Using JCR with very large query results of >> 100k hits. How far does it scale?

https://stackoverflow.com/questions/19314590

30-06-2022
|

Question

I was testing running some simple queries (SELECT * from [myNodeType]) on a large node set of 100.000 up to > 1 million nodes. It seems like query performance is going down rather quickly on result sets larger than 100k hits.

Has someone experienced similar issues with jackrabbit? Am i hitting a design limitation? Is there any way to deal with such large result sets? (also memory usage seems quite excessive)

Solution

The total number of nodes is not the problem, we are running repositories with a similar size.

The architecture of your permission model and the queries itself have a bigger impact.

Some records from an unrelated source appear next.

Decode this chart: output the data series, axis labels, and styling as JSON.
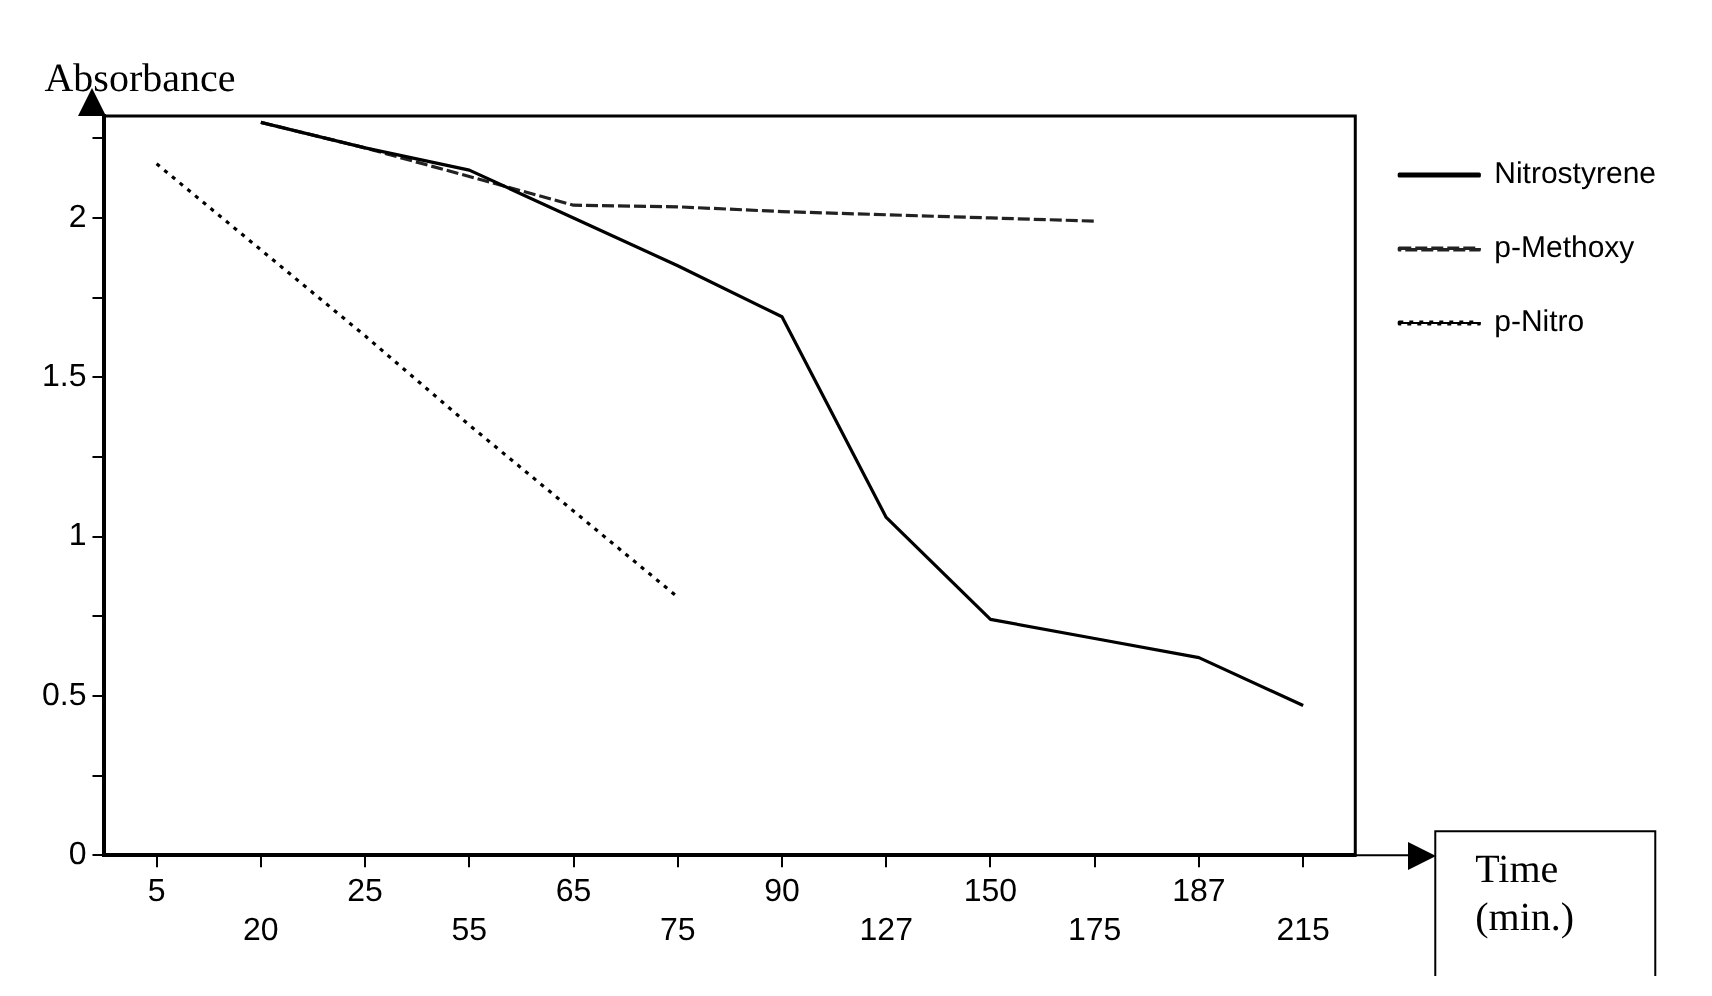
{
  "chart_data": {
    "type": "line",
    "xlabel": "Time (min.)",
    "ylabel": "Absorbance",
    "categories": [
      "5",
      "20",
      "25",
      "55",
      "65",
      "75",
      "90",
      "127",
      "150",
      "175",
      "187",
      "215"
    ],
    "series": [
      {
        "name": "Nitrostyrene",
        "color": "#000000",
        "line_style": "solid",
        "values": [
          null,
          2.3,
          2.22,
          2.15,
          2.0,
          1.85,
          1.69,
          1.06,
          0.74,
          0.68,
          0.62,
          0.47
        ]
      },
      {
        "name": "p-Methoxy",
        "color": "#222222",
        "line_style": "dashed",
        "values": [
          null,
          2.3,
          2.22,
          2.13,
          2.04,
          2.035,
          2.02,
          2.01,
          2.0,
          1.99,
          null,
          null
        ]
      },
      {
        "name": "p-Nitro",
        "color": "#000000",
        "line_style": "dotted",
        "values": [
          2.17,
          1.9,
          1.63,
          1.35,
          1.08,
          0.81,
          null,
          null,
          null,
          null,
          null,
          null
        ]
      }
    ],
    "ylim": [
      0,
      2.32
    ],
    "yticks": [
      0,
      {
        "value": 0.25,
        "label": null
      },
      0.5,
      {
        "value": 0.75,
        "label": null
      },
      1,
      {
        "value": 1.25,
        "label": null
      },
      1.5,
      {
        "value": 1.75,
        "label": null
      },
      2,
      {
        "value": 2.25,
        "label": null
      }
    ],
    "grid": false,
    "legend": "top right",
    "marker": "none"
  }
}
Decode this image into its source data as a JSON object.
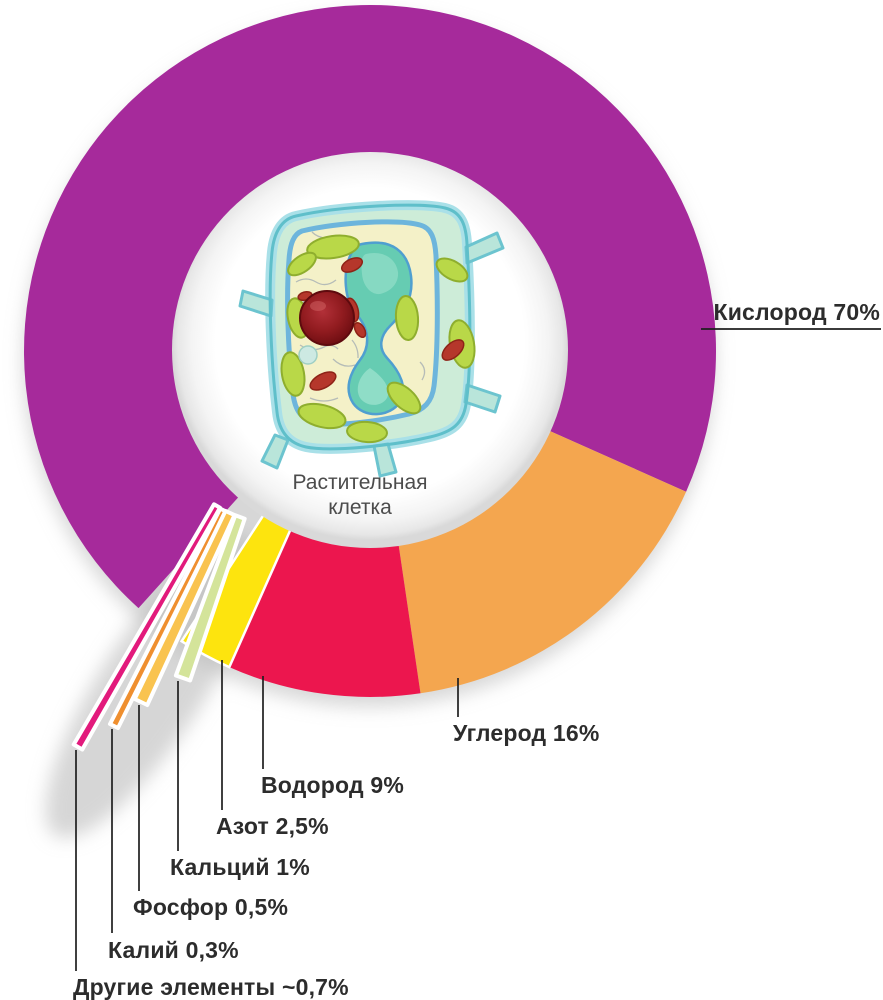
{
  "page": {
    "background": "#ffffff"
  },
  "chart_data": {
    "type": "pie",
    "title": "",
    "unit": "%",
    "legend_position": "none",
    "label_style": "callout-lines",
    "center_label": {
      "line1": "Растительная",
      "line2": "клетка"
    },
    "segments": [
      {
        "label": "Кислород",
        "value": 70,
        "display": "Кислород 70%",
        "color": "#a62a9b"
      },
      {
        "label": "Углерод",
        "value": 16,
        "display": "Углерод 16%",
        "color": "#f4a64f"
      },
      {
        "label": "Водород",
        "value": 9,
        "display": "Водород 9%",
        "color": "#ec164e"
      },
      {
        "label": "Азот",
        "value": 2.5,
        "display": "Азот 2,5%",
        "color": "#fde40e"
      },
      {
        "label": "Кальций",
        "value": 1,
        "display": "Кальций 1%",
        "color": "#d4e49a"
      },
      {
        "label": "Фосфор",
        "value": 0.5,
        "display": "Фосфор 0,5%",
        "color": "#f9c34f"
      },
      {
        "label": "Калий",
        "value": 0.3,
        "display": "Калий 0,3%",
        "color": "#ef8f2f"
      },
      {
        "label": "Другие элементы",
        "value": 0.7,
        "display": "Другие элементы ~0,7%",
        "color": "#e21a7c"
      }
    ],
    "layout": {
      "center": [
        370,
        351
      ],
      "radius": 346,
      "hole_radius": 198,
      "start_angle_deg": 132,
      "exploded_segments": [
        "Кальций",
        "Фосфор",
        "Калий",
        "Другие элементы"
      ]
    }
  }
}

Jackrabbit will evaluate the permissions of all of your query hits based on the utilized session. The exception are administrative sessions which ar enot permision checked at all. Due to the resource based access control concept, complexity of your permission concept e.g. by excessive usage of inheritance and the total number of hits will influence the response time of your query.

Generally speaking making the query more specific by introducing addional parameters that limit the size of your resultset and using a more simple permission architecture or bypassing access control completly (which is not recommended for security reasons in many use cases) increases the response time of your queries.

Licensed under: CC-BY-SA with attribution

Not affiliated with StackOverflow